My mother once heard a story about a grading scale for some non-traditional school. It was a 1 - 10 scale, with 10 being the best. And a colleague of hers had once had this amazing semester where she got straight As on her assignments, she was always on time for class, she participated consistently, and the teacher loved her.
And when it came time to get grades back, she got an 8.
After class she marched up to the teacher's desk and demanded an explanation. She felt that she deserved a 10, or at least a 9. And the teacher told her "10 is for God. 9 is for me. The best you can hope for is an 8. And that's what I gave you."
Now, I'm not saying that all attempts at excellence are met with such an unjust response. But I am questioning what excellence is, what kind of response it merits, and who gets to judge it in the first place.
When I was in high school, I had the same English teacher for two years in a row. (And I loved her, she's one of the best teachers I ever had!) The first year I would consistently get grades in the high eighties and low nineties on my assignments. And on report cards and in parent-teacher conferences she would say that I'm a good writer and I understand literature well, but there was just a little something that my writing was lacking, and she would love to see me break through that ceiling and produce really excellent work.
The next year, everything I turned in got a grade in the high nineties.

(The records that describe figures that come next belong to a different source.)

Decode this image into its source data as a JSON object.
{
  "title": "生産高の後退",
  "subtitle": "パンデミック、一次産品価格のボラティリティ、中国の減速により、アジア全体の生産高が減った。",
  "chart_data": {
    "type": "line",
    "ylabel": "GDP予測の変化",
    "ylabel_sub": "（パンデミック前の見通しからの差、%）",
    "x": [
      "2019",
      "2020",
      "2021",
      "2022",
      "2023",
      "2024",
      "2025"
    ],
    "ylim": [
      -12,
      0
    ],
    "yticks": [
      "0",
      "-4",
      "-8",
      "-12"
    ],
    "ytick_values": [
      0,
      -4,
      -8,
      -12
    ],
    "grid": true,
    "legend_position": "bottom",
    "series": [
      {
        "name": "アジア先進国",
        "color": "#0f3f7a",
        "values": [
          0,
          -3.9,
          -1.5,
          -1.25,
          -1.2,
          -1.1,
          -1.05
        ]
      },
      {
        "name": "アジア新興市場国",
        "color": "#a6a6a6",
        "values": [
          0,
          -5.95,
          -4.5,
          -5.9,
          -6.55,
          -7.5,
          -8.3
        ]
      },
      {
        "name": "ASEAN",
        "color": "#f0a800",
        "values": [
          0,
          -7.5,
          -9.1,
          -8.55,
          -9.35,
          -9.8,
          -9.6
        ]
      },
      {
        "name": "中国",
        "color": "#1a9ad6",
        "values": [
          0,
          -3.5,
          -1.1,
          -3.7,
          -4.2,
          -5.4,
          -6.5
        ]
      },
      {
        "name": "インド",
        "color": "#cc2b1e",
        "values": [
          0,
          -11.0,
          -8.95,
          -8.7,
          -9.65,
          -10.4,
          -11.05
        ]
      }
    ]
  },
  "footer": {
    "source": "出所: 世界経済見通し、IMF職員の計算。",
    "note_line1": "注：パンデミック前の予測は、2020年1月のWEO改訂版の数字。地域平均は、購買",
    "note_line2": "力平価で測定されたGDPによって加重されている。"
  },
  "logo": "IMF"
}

And about halfway through the year, she asked me if I could feel the difference in my work. I told her "yes" because I wanted her to be proud of me and how much I had learned and grown.
I have no idea what it is that I did. To this day, when I look back on it, I remember myself putting forth the same level of effort and writing the same kinds of pieces. I really just don't know what changed.
So I've been thinking about what makes excellent work. Whenever I put up a scene in my scene study class, I think about what other people have done that has been really extraordinary, and I try to use whichever of their techniques work for me. I break down the script. I work on the character in depth. And it still feels rough and shallow whenever I actually do the scene for the first time in front of people.
When I'm writing a script I start off excited about the idea, and then I look at other, extraordinary scripts, and I always feel like my own is lacking something meaningful no matter how much planning and outlining I've done with it.
Now, that's probably in some part because we are all our own worst critics. Most creatives never feel good enough. So I suppose I'm in some pretty good company.
But also, will I ever know when the work I'm doing is really good? I can't just produce everything I ever write, after all. How do I know what's really worth it? Or do I just produce all the things I like the best, and keep chugging along, and hope other people like it because that's all I can do?
Boy, I hope one day I have an answer to that question.